Hij meet met zijn sensoren het te reinigen object en plant vervolgens met de sensordata de benodigde beweging van de robotarm zodat de borstels de handgreep, knop of schakelaar volledig desinfecteren. De robot begint dan met het desinfectieproces. Als dit klaar is, plaatst hij het reinigingsgereedschap weer veilig in de desinfectietank en rijdt naar het volgende object.
Een belangrijk doel van de verdere ontwikkeling van de DeKonBot was om de productnabijheid en bruikbaarheid te verbeteren. Om dit te controleren, hebben de wetenschappers van beide Fraunhofer-instituten een week lang tests uitgevoerd op één verdieping in een kantoorgebouw van energiebedrijf EnBW. Lichtschakelaars, deurklinken en knoppen moesten worden schoongemaakt.
Managers van EnBW en drie management- en vier schoonmaakspecialisten van schoonmaakbedrijf Gegenbauer bestuurden de robot. Ze leerden het voertuig nieuwe objecten en startten en observeerden reguliere operaties. Relevante prestatiegegevens werden gemeten; zo werden bijvoorbeeld de duur van individuele taken, fouten die optreden en hun frequentie gelogd.
De ontwikkelaars zijn tevreden over de technische betrouwbaarheid en de behaalde prestatiegegevens. De autonome navigatie van de robot in de operationele omgeving werkte feilloos. Ook de detectie en desinfectie van deurklinken en lichtschakelaars was succesvol. Alleen met de deurknoppen waren er af en toe moeilijkheden. Uit de gebruikerstesten bleek dat de acceptatie van de robot hoog is: de robot werd goed ontvangen door de proefpersonen. Ze konden hem na de introductie met succes bedienen en iedereen kon zich voorstellen dat hij permanent met de robot zou werken.

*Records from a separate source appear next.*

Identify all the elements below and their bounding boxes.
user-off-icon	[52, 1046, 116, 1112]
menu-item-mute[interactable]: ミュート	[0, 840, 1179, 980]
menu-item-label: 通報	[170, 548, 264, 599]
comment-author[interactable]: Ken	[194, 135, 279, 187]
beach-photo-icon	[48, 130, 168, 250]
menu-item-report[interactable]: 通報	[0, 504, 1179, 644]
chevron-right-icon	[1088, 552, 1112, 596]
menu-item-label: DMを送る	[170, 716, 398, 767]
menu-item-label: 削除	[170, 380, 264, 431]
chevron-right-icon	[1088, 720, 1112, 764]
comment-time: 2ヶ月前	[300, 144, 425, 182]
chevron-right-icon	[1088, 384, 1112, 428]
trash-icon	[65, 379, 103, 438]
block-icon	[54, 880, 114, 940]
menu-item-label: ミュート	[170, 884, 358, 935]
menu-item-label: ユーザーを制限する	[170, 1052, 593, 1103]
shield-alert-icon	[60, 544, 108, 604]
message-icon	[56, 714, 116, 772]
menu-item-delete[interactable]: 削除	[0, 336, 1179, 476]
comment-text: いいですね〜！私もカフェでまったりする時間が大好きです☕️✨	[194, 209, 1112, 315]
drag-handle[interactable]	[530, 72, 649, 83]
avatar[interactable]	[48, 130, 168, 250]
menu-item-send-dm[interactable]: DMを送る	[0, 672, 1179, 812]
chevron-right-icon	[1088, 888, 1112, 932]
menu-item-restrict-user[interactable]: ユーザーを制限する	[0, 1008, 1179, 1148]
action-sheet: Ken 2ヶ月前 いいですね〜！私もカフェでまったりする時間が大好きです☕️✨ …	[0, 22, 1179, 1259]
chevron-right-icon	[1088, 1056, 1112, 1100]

Op basis van een TCO-berekening onderzocht het team van Fraunhofer IMW ook de economische kant van de robot. Er werd rekening gehouden met alle kosten die worden gemaakt op de gemeten en toekomstig haalbare prestaties en de kosten van de robot van aanschaf tot uitfasering. Als vergelijkingswaarde dienden de kosten van schoonmaakpersoneel dat alleen de genoemde objecten desinfecteert.
Tot nu toe kan de robot dertig objecten per uur reinigen onder omstandigheden zoals in de test. De berekeningen toonden aan dat 45 objecten per uur economisch is. In het economische scenario werkt de robot 24 uur per dag (inclusief opladen), de afschrijvingstermijn is dan acht jaar. Met de huidige verdere ontwikkelingen en optimalisaties moet deze beoogde prestatie worden behaald. De onderzoekers zullen het scanproces en de volledige bewegingssequenties versnellen. Ze gaan ook individuele componenten, zoals het gereedschap en de tank, verbeteren op het gebied van veiligheid en hygiëne. In de toekomst gaan ze de robot leren deuren te openen en de lift te besturen.